The major event this week was the monetary policy meeting of the Federal Reserve that ended yesterday. While the Fed did not present clear timing for a start of monetary tightening and the tone of the statement was not much more hawkish than it has been before, the US dollar rallied nevertheless and continued to rise today.
The Fed trimmed its bond-purchasing program by another $10 billion and central bank’s chief Janet Yellen said at the press-conference after the gathering that quantitative easing will likely be ended next month. The statement kept the wording that suggested interest rates will remain low for a “considerable time”. This led to speculations that an interest rate hike will not happen as soon as dollar bulls were hoping for. The Fed also released its plans for eventual normalization of monetary policy, but Yellen said:
Let me underscore that our release of this information is not meant to convey any change in the stance of policy.

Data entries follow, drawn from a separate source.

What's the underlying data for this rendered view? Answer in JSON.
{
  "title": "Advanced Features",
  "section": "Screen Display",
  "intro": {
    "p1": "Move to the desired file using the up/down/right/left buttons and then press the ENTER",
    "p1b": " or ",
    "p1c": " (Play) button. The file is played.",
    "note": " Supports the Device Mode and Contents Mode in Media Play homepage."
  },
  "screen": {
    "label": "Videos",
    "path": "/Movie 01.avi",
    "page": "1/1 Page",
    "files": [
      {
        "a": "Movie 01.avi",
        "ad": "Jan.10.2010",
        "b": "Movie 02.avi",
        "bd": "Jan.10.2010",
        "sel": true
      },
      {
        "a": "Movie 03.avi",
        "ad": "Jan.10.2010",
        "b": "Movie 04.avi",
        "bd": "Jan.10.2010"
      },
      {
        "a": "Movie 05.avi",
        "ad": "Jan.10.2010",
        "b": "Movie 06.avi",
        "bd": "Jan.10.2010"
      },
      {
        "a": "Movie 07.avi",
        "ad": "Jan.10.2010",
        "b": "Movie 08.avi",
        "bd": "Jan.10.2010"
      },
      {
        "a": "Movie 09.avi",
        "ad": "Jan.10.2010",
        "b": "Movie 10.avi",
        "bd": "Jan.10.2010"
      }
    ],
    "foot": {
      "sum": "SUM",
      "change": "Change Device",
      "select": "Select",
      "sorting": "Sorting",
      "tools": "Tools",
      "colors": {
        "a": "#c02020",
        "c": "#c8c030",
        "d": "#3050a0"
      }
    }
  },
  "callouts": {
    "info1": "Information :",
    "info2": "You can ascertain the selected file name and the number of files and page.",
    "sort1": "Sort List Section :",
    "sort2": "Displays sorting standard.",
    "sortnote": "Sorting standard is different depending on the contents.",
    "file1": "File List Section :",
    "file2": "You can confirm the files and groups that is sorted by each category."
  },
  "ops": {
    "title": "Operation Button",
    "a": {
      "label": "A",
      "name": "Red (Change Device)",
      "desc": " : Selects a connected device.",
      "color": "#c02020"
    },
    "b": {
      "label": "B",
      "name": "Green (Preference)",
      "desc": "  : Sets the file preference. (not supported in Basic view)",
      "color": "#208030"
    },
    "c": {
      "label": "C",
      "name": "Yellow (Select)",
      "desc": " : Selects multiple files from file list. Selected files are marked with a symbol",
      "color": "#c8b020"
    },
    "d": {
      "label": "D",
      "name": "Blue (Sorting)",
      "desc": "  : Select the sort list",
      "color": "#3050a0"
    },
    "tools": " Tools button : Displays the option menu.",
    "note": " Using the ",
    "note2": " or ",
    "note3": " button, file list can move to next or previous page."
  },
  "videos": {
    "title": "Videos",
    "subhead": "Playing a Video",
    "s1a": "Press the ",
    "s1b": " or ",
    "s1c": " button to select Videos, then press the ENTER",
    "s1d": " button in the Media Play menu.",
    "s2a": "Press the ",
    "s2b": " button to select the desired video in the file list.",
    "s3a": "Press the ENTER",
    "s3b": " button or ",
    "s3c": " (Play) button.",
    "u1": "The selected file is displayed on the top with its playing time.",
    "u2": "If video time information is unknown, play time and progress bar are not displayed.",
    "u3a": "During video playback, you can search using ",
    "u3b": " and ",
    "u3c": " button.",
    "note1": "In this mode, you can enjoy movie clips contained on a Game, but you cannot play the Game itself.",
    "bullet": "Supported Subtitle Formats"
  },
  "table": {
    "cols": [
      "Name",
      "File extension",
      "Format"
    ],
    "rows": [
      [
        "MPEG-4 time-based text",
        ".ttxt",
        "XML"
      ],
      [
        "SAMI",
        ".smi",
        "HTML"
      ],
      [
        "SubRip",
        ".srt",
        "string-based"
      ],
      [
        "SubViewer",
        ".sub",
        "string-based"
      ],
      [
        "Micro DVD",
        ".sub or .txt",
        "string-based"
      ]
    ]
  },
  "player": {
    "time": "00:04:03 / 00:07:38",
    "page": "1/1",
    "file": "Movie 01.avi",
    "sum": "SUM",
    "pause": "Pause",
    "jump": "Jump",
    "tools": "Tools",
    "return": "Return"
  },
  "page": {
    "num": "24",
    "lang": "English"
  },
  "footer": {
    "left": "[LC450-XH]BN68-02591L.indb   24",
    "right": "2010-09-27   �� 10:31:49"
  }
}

The dollar was not very strong ahead of the policy meeting, especially after a report revealed that consumer prices fell last month unexpectedly, but the currency rallied after the policy announcement. While the statement was not that positive for the greenback (though not negative either), there were two policy makers who thought that the economy fares well and the pledge to keep borrowing costs low for a prolonged time is unnecessary.
EUR/USD fell from 1.2865 to 1.2859 as of 5:05 GMT today after touching the low of 1.2835 — the weakest rate since July 2013. GBP/USD slipped from 1.6273 to 1.6258. USD/JPY rallied from 108.36 to 108.79 — the highest level since September 2008.